Now, for something completely different- an informal and fairly unscientific survey... Recently, I asked ten people on a Philadelphia street what they thought of "designer babies." A sampling of the intelligible results:
Catherine, retail, 25: "Mattel makes those, right?" Mike, student, 15: "Do you mean making everyone smarter, or just better looking?" Ashley, homemaker, 42: "I've read about this. I wouldn't have wanted to know beforehand what my children would look like. My favorite fights with my husband were over which twin had whose nose... They both had mine, by the way. Lucky for them!"
The result of my street corner research was this: I'd learned I needed to be on the lookout for the great secret fear that keeps some parents awake at night, and just instills others with a healthy sense of worry or over-protectiveness. In that light, choosing to design children without that which predisposes them to disease... well, it's hard to argue with and easy to see why geneticists both domestically and abroad are working toward that goal at an ever increasing pace.
Hank, truck driver, 56: "It'll never happen, even though they keep talking about it. The drug companies won't let genetics get that far ahead of itself. It would cost them billions. And everyone in Washington is in their pocket." Aye, there's the rub... In the weeks just prior to the indictment of South Korea's Dr. Suk, the dog he genuinely cloned- Snuppy- celebrated his first birthday. Why, then, are we not making greater strides with human genetics? Certainly mores in this country prevent a large amount of research from being done, but what about the cost issue? Once again we see that the battle must be taken out of the hands of lobbyists and placed in the hearts and minds of Middle Americans. After all, if it were cheap enough, wouldn't opponents to stem cell research find the temptation too great? ("Junior has a predisposition to acne. What did you expect? You knew me in high school. We'll have him fixed.")
In all seriousness, if Ashley- homemaker- 42 could stretch a buck that far, it's hard to imagine she would have skipped the step of assuring that her perfectly nosed twins lacked any disease predispositions. Timothy, lawyer, 34: "And that's what people keep fighting about. It isn't like the concept cars of the new millennium. It isn't about drawing up perfect children either, or editing away the undesirables. It's about assuring a chance for normality."
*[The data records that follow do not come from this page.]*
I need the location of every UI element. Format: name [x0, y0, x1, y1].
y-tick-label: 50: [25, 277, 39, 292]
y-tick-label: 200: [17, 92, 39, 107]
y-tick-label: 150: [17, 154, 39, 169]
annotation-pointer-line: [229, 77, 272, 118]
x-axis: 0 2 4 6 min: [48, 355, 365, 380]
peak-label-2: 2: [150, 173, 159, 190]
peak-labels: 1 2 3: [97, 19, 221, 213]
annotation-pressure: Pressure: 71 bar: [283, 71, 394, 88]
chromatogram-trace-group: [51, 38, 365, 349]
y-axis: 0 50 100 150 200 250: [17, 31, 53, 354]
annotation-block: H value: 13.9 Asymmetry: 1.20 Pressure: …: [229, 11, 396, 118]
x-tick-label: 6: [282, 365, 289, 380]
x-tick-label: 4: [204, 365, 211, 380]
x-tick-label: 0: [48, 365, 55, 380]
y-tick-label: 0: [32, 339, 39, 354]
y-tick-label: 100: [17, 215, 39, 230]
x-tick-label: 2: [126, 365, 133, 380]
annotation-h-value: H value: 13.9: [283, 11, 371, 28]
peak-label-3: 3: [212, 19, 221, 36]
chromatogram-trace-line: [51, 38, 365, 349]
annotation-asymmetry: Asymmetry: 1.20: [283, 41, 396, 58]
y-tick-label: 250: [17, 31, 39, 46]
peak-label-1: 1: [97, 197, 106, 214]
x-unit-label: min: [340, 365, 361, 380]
Amazingly, the lesson we should take away from this last experiment is perhaps the most unscientific of them all. No one has any control over the journey of life and what we do with our "chance for normality." No amount of planning can take the place of living, of experimenting. If the future of science in America is to strive to replicate the successes of the past, than the journey is indeed its own reward. America will always sit at the head of the table because of its aversion to strict controls and oversight (when compared with the rest of the world) as well as its deep love of the exchange of ideas- the worship of invention and creation and experimentation in all its many forms. The future is deeply rooted in the past. As long as we honor that heritage we will never lack great stories to tell and- perhaps most importantly- we will never experience a shortage of ideas. That is our legacy to the world.